Inland Empire is as much an installation piece as a narrative film--a sense heightened by Lynch's (allegedly permanent) switch from celluloid to digital video. Think a murky marriage of a subdued Cindy Sherman and a more expressive Bill Viola. It is still a narrative film as well, however, however blanched-out and discandied that narrative may be. To be precise, it's both a narrative film in the usual sense and in the sense that it's "concerned with," if not obsessively "about," narrative and its discontents. A hyper-naturalistic monologue by Laura Dern could be seen as the closest thing the film has to a center, though Dern plays more than one self, and the self that performs the monologue is not the first one we meet. Also, more than one actor seems to occupy the same structural position inhabited by Dern's personae (a trick Lynch fans should be fairly used to by now). It's presented as a mystery, but it's a mystery that the viewer can only "solve" through recourse to absurd supernatural anti-logics. It's never reducible to "whodunnit," or even "what happened." Events must be treated as coded symbols, persons must be read as interchangeable signs--and about halfway through the film, the story as such dwindles to a vanishing, played-out speck under the mass of this cryptographic disemplotment. The story is essentially supplied in its entirety after about an hour and a half, and what emerges in its place is crushing barrage of sound and color--or the absence of color and light altogether, save for dim flares and sudden flashes. At the outer limits of whatever investment in representational continuity and coherence Lynch maintains, through the dark hole of a television tube, a family of stylized rabbit-people assume near-static posts in a square proscenium, their minimalist dialogue occasionally punctuated by incongruous bursts of canned laughter emanating from the occluded space of ... where we ourselves sit. Of all the uncanny suggestions in the film--and there are many--this may be the most unsettling: that the purest source of the terror that fuels Lynch's imagination is the inaccessibility to us (the deictic us defined by the configuration of the screen/viewer relationship) of our own responsive motivations and sympathies.


Stan Apps said...

Nice. But do you think the "absurd supernatural anti-logics" represent the possibility of the earnestness of these films? In other words, Lynch's last three or so films (excepting the Disney one) all had this quality of requiring the viewer to make up (or, more accurately, imaginatively elaborate suggestions of) a supernatural scenario to interpret the narrative. Is the "new" Lynch (post his conversion into a meditation advocate) trying to evoke some sort of spiritual activity or speculation on the viewer's part, using these disconnections as bait?

Ken Rumble said...

Hmm, yeah, to follow up Stan's post, but how does the spiritual activity requested in LH, MD & IE differ from the activity of Twin Peaks, for example? In that all four are pretty intensely obsessed with the question of the possible existence and potential quality of humanity's "core." Those questions seem to be pretty firmly planted in the spiritual/philosophical realm. So I dunno -- interesting to consider a way of viewing the films against the shift (?) in Lynch's spiritual practice. The difference I see between TP & the others is that in TP there were forces moving from person to person that had some existence beyond the possessed (Bob.) In the trilogy, the thing that exists "outside" of the characters is, much more innocuous and unavoidable (?), narrative -- stories (and the ubiquity of particular stories) are the undoing of Lynch's characters now.
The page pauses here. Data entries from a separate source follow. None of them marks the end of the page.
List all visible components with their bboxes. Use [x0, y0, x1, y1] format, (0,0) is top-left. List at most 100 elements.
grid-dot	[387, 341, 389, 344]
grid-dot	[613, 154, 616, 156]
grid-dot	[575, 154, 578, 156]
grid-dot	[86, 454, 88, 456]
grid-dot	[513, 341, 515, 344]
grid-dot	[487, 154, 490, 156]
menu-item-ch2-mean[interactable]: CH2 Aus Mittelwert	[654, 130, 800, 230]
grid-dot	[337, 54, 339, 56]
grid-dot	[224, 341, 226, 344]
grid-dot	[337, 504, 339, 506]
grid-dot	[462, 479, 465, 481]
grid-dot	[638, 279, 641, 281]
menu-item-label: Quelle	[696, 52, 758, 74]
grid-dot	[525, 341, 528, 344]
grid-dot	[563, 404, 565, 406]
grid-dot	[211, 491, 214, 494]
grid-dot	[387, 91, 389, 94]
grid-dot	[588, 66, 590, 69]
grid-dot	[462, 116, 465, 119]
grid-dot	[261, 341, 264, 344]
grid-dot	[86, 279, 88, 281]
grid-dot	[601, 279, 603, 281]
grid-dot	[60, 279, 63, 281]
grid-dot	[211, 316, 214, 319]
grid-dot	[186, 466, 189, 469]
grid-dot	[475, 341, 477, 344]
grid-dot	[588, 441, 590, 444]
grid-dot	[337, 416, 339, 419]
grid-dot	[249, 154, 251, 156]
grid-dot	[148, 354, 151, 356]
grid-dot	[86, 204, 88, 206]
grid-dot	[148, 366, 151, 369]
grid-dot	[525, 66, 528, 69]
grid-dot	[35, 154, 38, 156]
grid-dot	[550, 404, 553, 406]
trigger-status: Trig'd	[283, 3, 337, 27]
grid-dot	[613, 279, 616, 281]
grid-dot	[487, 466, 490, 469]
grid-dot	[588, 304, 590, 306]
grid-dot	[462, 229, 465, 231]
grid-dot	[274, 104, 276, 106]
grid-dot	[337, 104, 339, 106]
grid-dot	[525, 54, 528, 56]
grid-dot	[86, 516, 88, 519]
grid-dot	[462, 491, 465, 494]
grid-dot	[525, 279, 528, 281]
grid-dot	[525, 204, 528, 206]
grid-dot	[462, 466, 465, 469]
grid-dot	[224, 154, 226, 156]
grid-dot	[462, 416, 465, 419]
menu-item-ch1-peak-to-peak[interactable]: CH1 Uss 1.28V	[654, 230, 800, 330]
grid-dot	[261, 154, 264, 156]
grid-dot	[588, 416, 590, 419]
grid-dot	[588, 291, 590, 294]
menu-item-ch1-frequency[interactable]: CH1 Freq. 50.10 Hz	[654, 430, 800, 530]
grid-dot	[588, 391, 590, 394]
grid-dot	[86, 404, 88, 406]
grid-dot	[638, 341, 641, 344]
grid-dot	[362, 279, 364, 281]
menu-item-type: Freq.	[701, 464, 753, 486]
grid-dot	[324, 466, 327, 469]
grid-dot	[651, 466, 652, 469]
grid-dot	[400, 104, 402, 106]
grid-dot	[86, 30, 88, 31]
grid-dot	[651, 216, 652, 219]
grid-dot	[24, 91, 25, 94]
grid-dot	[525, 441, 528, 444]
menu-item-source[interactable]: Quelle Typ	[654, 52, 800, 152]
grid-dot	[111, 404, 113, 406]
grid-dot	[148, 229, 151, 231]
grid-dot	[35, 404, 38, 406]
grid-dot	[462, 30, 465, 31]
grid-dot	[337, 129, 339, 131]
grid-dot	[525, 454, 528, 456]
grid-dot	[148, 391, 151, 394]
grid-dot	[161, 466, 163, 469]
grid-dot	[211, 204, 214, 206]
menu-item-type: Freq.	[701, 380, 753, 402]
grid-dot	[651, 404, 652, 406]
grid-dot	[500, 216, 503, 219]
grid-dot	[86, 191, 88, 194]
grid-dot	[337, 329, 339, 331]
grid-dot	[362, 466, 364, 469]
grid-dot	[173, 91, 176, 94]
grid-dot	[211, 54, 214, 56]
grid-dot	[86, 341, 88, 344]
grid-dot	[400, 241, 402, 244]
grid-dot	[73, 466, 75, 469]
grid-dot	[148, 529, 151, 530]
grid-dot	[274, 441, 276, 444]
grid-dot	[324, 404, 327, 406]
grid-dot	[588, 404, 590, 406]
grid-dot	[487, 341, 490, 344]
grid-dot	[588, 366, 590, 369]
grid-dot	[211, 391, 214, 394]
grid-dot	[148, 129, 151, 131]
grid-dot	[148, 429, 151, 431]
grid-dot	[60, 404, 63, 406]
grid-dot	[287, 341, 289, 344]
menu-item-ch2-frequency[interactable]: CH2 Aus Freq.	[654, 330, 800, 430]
But my other question/thought, I agree that the bunnies in the TV and the audience's inaccessibility are key in the film, but I also read this film as an almost blatantly optimistic film. Terrifying, yes, and about terror, horror, etc. But as opposed to almost (?) every other Lynch film I've seen -- there is an almost happy ending to this film. And it's put together by perhaps the only scene of Lynch's in which human bodies come together in a loving and compassionate way. (Compare the earlier sex scenes in IE or anything sexual in LH to the final scene in IE.) In his other films, sex, bodies interacting always seems to be just a big fucking car-wreck -- horrifying and demented at best, the source (?) of most of his films' conflicts. And yet the end of IE ***SPOILER*** has that oddly beautiful scene where the couple and child come back together, and as I remember it, the light is pleasant and not jarring as it is in most of the film -- the scene almost completely lacks the kind of horror that pervades the rest of the film, and plus the scene is preceded by that other oddly tender scene of Dern's character dying on the sidewalk, surrounded by her "angels." (My memory of the film is a little hazy -- I saw it several months ago.) And then the final credits rolling over that also seemingly un-ironic, joyful (?) dance scene with all the characters dancing in what appears to be harmony.

So I loved the film and saw, of course, huge connections and repetitions of Lynch's other films, but the thing that surprised (and moved) me were those final scenes -- really the last thing in the world I would've expected to happen.

I'm really excited to see where he goes next.